Mercurial in a corporate environment (migration from CVS)
Stephen Morton
stephen.c.morton at gmail.com
Wed Jan 11 21:35:09 UTC 2012
Thank you Kevin, Dave, Paul and Felix for your helpful replies.
I don't think it makes much sense to do a "see comments below" so I'll just
start fresh. I've taken a little while to read your replies, read up on the
various things you've suggested, write some questions, RTFM and eliminate
the questions that are answered therein, and here's what I've got left.
Some clarifications based on the useful advice:
- Our repository is really not splittable. Right now people check the
whole repository out; and the whole thing, as a consistent changeset, is
required to compile.
- Large files. There are a) some large (for code) code files, and b)
quite a few large-ish binary files of 1-7 MB without many revisions, and c)
a small number of binary files in the 1-7 MB range with lots of revisions.
On the CVS server, the sum of all revisions of b) are about 10-50 MB each,
with a small number up to 375 MB, and the two files I'm thinking of for c)
are 300 MB and 2 GB for all revisions.
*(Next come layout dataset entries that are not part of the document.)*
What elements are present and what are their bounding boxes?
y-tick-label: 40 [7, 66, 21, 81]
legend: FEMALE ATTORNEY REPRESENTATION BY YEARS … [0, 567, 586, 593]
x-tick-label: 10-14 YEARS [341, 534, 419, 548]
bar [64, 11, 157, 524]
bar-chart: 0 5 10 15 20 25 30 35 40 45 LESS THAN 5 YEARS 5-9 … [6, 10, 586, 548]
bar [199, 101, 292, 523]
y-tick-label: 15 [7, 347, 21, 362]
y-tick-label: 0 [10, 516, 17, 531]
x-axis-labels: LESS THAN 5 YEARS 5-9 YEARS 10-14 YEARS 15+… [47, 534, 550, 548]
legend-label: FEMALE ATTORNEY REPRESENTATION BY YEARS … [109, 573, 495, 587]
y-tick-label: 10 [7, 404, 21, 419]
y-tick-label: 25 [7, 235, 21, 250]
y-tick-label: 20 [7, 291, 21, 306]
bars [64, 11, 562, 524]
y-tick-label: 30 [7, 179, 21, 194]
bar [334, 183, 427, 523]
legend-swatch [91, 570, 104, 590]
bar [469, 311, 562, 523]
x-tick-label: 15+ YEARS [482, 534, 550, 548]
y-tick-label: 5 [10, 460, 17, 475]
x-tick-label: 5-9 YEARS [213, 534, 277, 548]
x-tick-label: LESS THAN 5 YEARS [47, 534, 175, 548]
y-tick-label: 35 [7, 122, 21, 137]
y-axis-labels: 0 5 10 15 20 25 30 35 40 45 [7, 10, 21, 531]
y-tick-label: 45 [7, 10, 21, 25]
None of these are intermediate
objects per se. The binary files are either hardware image binaries, or
certain tools binaries that must be kept in lock-step with the code and are
therefore are in the repository.
- Windows line endings aren't really a problem. Our Windows environment
works well with Unix line endings. (No really, it's mostly cygwin tools or
tools we've compiled ourselves.)
- At least in the conceivable future, everybody will be committing, not
a small inner circle of integrators.
New assumptions
- Branches. Branches will be handled by clones (not named branches) for
major releases. But temporary development branches can be named branches.
We rarely have many devlopment branches --though with Mercurial we may have
more as they're easier to implement-- and they always merge back into the
main trunk, though I suppose their numbers would slowly add up over time.
My rationale is that a designer's "hg push" could push changes to all
branches which could be a mistake. And named branches would cause massive
history and repository bloat which seems to be a problem for Mercurial. And
having separate repositories will seriously reduce the contention on pushes.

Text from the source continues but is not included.